L'obscurité
1Seigneur, tes jugements sont grands et difficiles à comprendre ! C'est pourquoi des gens sans instruction se sont égarés. 2Dans leur méchanceté, ils croyaient tenir en leur pouvoir le peuple qui t'appartient. Ils devinrent alors prisonniers de l'obscurité, captifs d'une nuit interminable. Enfermés dans leurs maisons, ils y restaient étendus, privés de ton amour éternel. 3Ils pensaient pouvoir rester cachés avec leurs péchés secrets, couverts du voile épais de l'oubli. En réalité, ils furent dispersés, plongés dans une frayeur terrible et bouleversés par d'horribles visions. 4Même les recoins où ils se réfugiaient ne les préservaient pas de la terreur : des bruits effrayants retentissaient autour d'eux, des fantômes sinistres, à la face lugubre, leur apparaissaient. 5Aucun feu n'avait assez de force pour les éclairer et la lumière étincelante des étoiles ne parvenait pas à percer cette affreuse nuit. 6Seul leur apparaissait un feu qui s'allumait de lui-même et qui les remplissait d'épouvante ; lorsque cette vision disparaissait, leur peur était telle qu'ils trouvaient encore plus terrifiant tout ce qu'ils voyaient.
7Les pratiques trompeuses des magiciens se révélaient impuissantes, leur prétention au savoir tournait à leur honte. 8Alors qu'ils se déclaraient prêts à chasser les craintes et les troubles des personnes malades, ils étaient eux-mêmes malades d'une frayeur ridicule. 9Et même lorsqu'il n'y avait aucune raison d'être épouvanté, le passage des bêtes et le sifflement des serpents suffisaient à les frapper de panique : 10ils mouraient de peur et ils n'osaient même pas ouvrir les yeux sur l'obscurité qu'ils ne pouvaient fuir d'aucune manière.
11La méchanceté témoigne de sa lâcheté et elle se condamne ainsi elle-même ; accusée par la conscience, elle en vient toujours à imaginer le pire. 12Avoir peur, c'est tout simplement renoncer aux secours que procure la raison. 13Moins on compte intérieurement sur son aide, plus on souffre d'ignorer la cause des tourments.
14Cette nuit était privée de pouvoir.
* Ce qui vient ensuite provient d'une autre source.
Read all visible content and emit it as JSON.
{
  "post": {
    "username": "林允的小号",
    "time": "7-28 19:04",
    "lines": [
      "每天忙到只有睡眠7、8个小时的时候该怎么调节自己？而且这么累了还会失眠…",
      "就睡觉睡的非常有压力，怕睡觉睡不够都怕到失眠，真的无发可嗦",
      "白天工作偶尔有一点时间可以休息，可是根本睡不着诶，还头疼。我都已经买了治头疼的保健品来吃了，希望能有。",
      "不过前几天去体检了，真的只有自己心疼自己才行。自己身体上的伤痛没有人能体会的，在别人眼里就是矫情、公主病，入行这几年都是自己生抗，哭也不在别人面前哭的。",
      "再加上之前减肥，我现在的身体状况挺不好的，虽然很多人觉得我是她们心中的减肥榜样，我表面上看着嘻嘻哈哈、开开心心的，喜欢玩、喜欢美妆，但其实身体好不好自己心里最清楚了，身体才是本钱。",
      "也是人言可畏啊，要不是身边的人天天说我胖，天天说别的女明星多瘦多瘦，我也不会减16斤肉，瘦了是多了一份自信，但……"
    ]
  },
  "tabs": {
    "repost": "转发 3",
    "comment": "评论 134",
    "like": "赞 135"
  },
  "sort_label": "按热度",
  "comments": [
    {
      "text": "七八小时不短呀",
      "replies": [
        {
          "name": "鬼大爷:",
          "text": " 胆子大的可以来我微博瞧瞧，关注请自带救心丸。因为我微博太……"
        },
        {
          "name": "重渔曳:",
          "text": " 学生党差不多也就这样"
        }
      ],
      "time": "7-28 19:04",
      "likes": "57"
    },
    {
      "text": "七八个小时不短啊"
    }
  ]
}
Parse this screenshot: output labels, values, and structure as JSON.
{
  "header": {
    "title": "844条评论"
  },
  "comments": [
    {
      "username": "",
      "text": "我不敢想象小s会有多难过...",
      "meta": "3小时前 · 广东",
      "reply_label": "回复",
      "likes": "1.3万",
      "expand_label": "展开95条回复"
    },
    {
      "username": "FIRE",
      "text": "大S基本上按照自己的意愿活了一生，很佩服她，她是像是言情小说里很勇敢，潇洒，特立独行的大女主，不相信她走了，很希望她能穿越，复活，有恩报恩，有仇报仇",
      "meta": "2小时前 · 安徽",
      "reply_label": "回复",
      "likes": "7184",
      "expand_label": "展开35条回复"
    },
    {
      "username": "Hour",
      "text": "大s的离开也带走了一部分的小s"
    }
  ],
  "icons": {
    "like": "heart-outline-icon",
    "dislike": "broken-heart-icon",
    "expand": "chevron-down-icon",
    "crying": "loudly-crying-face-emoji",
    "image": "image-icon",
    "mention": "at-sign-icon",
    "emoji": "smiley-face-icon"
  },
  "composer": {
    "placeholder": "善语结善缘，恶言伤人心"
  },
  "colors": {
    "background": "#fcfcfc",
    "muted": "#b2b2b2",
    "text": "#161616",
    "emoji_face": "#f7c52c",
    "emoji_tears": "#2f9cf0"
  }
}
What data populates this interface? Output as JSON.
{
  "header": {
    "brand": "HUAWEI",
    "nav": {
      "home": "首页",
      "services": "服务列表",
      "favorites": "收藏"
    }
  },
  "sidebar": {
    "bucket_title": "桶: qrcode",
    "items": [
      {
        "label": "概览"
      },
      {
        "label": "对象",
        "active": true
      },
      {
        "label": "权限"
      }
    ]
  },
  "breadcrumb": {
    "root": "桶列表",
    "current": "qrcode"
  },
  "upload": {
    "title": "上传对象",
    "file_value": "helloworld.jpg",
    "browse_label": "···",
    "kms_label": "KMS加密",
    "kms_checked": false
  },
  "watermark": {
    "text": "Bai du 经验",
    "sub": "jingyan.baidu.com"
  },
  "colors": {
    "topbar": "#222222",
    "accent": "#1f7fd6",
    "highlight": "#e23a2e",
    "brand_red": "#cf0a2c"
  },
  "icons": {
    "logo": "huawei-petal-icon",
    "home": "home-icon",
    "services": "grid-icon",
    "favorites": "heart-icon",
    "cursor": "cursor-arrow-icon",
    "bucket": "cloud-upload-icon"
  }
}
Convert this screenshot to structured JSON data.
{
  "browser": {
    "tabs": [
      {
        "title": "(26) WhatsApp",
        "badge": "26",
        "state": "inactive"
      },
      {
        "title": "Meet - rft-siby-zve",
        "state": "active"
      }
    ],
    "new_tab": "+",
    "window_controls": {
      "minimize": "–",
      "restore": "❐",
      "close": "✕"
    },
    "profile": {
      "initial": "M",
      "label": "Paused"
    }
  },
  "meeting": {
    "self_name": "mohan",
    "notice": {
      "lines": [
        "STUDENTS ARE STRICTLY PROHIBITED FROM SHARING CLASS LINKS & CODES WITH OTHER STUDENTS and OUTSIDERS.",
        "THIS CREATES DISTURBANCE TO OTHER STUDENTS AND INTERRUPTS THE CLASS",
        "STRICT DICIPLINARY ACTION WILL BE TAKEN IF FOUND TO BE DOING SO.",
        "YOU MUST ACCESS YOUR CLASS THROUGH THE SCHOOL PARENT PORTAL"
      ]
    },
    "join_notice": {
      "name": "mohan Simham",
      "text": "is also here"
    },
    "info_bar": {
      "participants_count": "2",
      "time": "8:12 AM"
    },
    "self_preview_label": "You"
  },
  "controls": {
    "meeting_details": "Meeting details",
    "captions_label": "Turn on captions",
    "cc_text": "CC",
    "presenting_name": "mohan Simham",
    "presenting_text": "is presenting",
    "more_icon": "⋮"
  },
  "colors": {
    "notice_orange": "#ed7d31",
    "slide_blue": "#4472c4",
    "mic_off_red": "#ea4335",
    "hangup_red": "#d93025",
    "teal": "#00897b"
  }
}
Elle sortait des profondeurs du monde des morts, lui aussi sans pouvoir. Ces gens dormaient tous d'un même sommeil agité. 15Ils se voyaient pourchassés par des fantômes monstrueux, ou se sentaient paralysés, sans avoir la force de réagir. Une peur aussi soudaine qu'inattendue s'était abattue sur eux. 16Ainsi, ceux qui se trouvaient là tombaient sur le sol et ils restaient prisonniers d'un cachot sans verrous. 17Agriculteur, berger, ouvrier occupé à de pénibles travaux en pleine campagne, chacun était saisi par le même fléau, sans pouvoir échapper à son sort : 18-19tous étaient liés par la même chaîne, celle de l'obscurité. N'importe quel son les paralysait de peur : le sifflement du vent, le chant mélodieux des oiseaux dans les branches touffues, le bruit régulier de l'eau coulant avec force, le fracas de pierres qui s'écroulent, la course invisible d'animaux bondissants, le hurlement de bêtes féroces, ou encore l'écho retentissant dans les gorges des montagnes.
20Partout ailleurs, le monde était éclairé d'une lumière éclatante, et chacun se livrait à ses occupations en toute liberté. 21Sur eux seuls s'étendait une nuit oppressante, image de l'obscurité profonde qui les envelopperait ensuite. Leur angoisse pesait encore plus fort sur eux que l'obscurité.